Limiting freedom of expression may lead to exploitation, indoctrination, apathy, alienation and general stagnation as a result of inequality and injustice. It may serve to strengthen political dictatorship and government control or moralistic repression. Methods include censorship; the refusal of licence (where it is necessary); injunctions; damages; denial of distribution and news access; restrictive taxation, subsidies and importation laws; interference; copyright; monopoly; commercialism; scarcity of resources; curtailment by governments of access to newsprint; corruption; and public opinion. Restrictions may be exercised by the government, private firms and authorities, or by the public.

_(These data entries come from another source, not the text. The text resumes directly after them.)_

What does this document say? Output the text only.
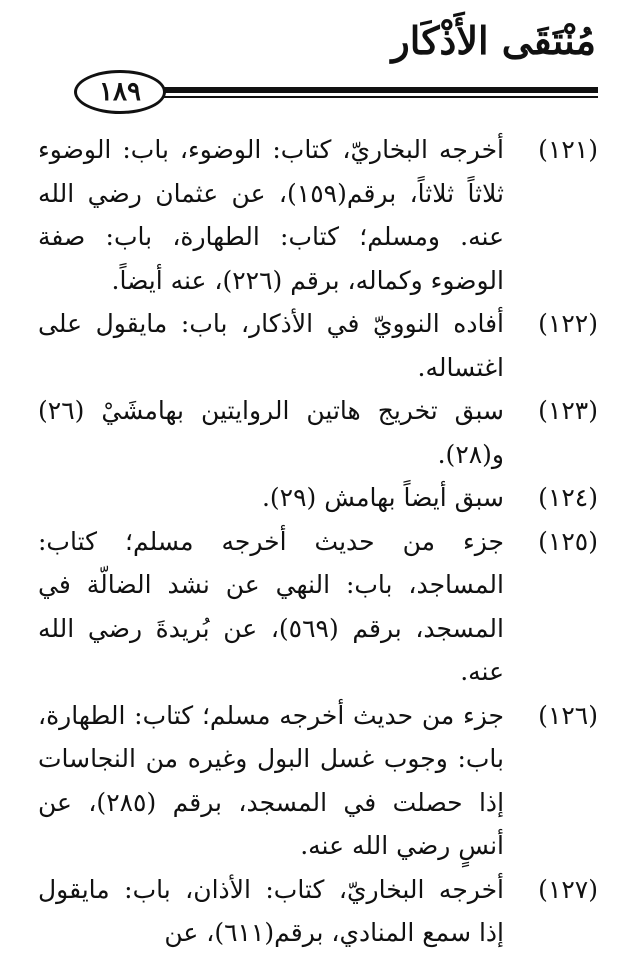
مُنْتَقَى الأَذْكَار
١٨٩
(١٢١)
أخرجه البخاريّ، كتاب: الوضوء، باب: الوضوء ثلاثاً ثلاثاً، برقم(١٥٩)، عن عثمان رضي الله عنه. ومسلم؛ كتاب: الطهارة، باب: صفة الوضوء وكماله، برقم (٢٢٦)، عنه أيضاً.
(١٢٢)
أفاده النوويّ في الأذكار، باب: مايقول على اغتساله.
(١٢٣)
سبق تخريج هاتين الروايتين بهامشَيْ (٢٦) و(٢٨).
(١٢٤)
سبق أيضاً بهامش (٢٩).
(١٢٥)
جزء من حديث أخرجه مسلم؛ كتاب: المساجد، باب: النهي عن نشد الضالّة في المسجد، برقم (٥٦٩)، عن بُريدةَ رضي الله عنه.
(١٢٦)
جزء من حديث أخرجه مسلم؛ كتاب: الطهارة، باب: وجوب غسل البول وغيره من النجاسات إذا حصلت في المسجد، برقم (٢٨٥)، عن أنسٍ رضي الله عنه.
(١٢٧)
أخرجه البخاريّ، كتاب: الأذان، باب: مايقول إذا سمع المنادي، برقم(٦١١)، عن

An idea deeply embedded in liberal democracies is that people are equally empowered to engage in debate and freely express their ideas. But is this really so? The public sphere is a fractured space of competing elites. Idealistic visions of equal access fail to acknowledge disparities of knowledge and resources between social elites and disempowered groups. In this respect, it is useful to remember that the kinds of speech and actions that society deems acceptable are historically contingent and an effect of power relations.
There seems to be a movement in modern society to avoid information, theories or opinions that trigger cognitive dissonance and the associated psychological pain. Often associated with terms such as “cancel culture,” “virtue signaling,” and “wokeism,” this movement appears to have manifested as a belief system which holds that both individuals as well as the collective body politic have a fundamental right to intellectual protection, to not encounter unpleasant thoughts, information or ideas that are inconsistent with their internal model of reality. These are the intellectual roots which nurture censorship, denialism, and the weaponized gaslighting, defamation and slander that many have experienced, as well as the idea that anything which causes individuals to lose faith in their government constitutes domestic terrorism and should be treated as such.
There is a long and rich human history of punishment by death for such dissident thought crimes. I suggest that these behaviors and actions are among the ugliest manifestations of the unpleasant tribal human tendency to reject those who are willing to speak inconvenient truths, and that this tendency has always been behind the dark reactionary aspect of common processes by which scientific and medical knowledge advance. Awareness of this phenomenon is not something just recently discovered. It extends back even before Galileo Galilei and the Roman Catholic Inquisition to at least the fourth century BC, and probably further beyond that into the mists of time.